Optimal Operation of Multi-Energy Microgrids Considering Network Constraints and Multiple Uncertainties

Multi-Energy Microgrids (MEMGs) offer great opportunities for enhancing energy systems efficiency and penetration of renewable energy sources (RESs). By coupling traditionally independent electrical and thermal networks with binding components such as Combined Heat and Power (CHP) units, system operators can benefit from higher energy utilization efficiency. However, MEMGs' operation is severely compromised by uncertainties existing in RES generation and electric loads, which can never be perfectly predicted.
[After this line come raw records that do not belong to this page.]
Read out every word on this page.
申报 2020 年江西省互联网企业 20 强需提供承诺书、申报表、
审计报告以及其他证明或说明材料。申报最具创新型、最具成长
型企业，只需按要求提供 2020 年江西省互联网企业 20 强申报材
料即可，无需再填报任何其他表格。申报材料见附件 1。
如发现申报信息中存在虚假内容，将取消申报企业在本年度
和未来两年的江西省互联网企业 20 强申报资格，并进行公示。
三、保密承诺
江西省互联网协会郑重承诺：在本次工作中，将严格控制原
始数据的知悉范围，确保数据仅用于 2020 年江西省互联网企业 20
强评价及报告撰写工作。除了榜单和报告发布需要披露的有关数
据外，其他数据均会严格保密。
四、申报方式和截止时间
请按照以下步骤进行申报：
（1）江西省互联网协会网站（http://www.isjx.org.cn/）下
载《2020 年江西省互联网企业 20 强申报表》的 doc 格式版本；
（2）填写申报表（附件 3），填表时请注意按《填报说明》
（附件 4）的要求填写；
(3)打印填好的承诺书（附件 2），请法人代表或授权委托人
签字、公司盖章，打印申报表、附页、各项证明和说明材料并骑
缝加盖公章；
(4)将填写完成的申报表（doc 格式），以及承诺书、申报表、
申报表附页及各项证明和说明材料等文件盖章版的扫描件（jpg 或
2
This affects considerably the MEMG day-ahead dispatch and poses major challenges on how to maintain reliable operating conditions. This work proposes a coordinated dispatch strategy to minimize the operating costs of a network-constrained MEMG consisting of combined electrical and thermal distribution networks when multiple uncertain parameters are considered. To capture uncertainty variability, the operation method was modeled as a stochastic programming problem. Moreover, the Monte Carlo sampling technique was used to generate a large number of random scenarios. The proposed stochastic operation method was tested on a 14-bus system to find the optimal day-ahead scheduling operation. A feasibility check of the stochastic and deterministic methods was then carried out based on a new set of uncertainties realizations. Results indicated the proposed operation model to minimize the operating costs and guarantee strong robustness against uncertainties' realizations.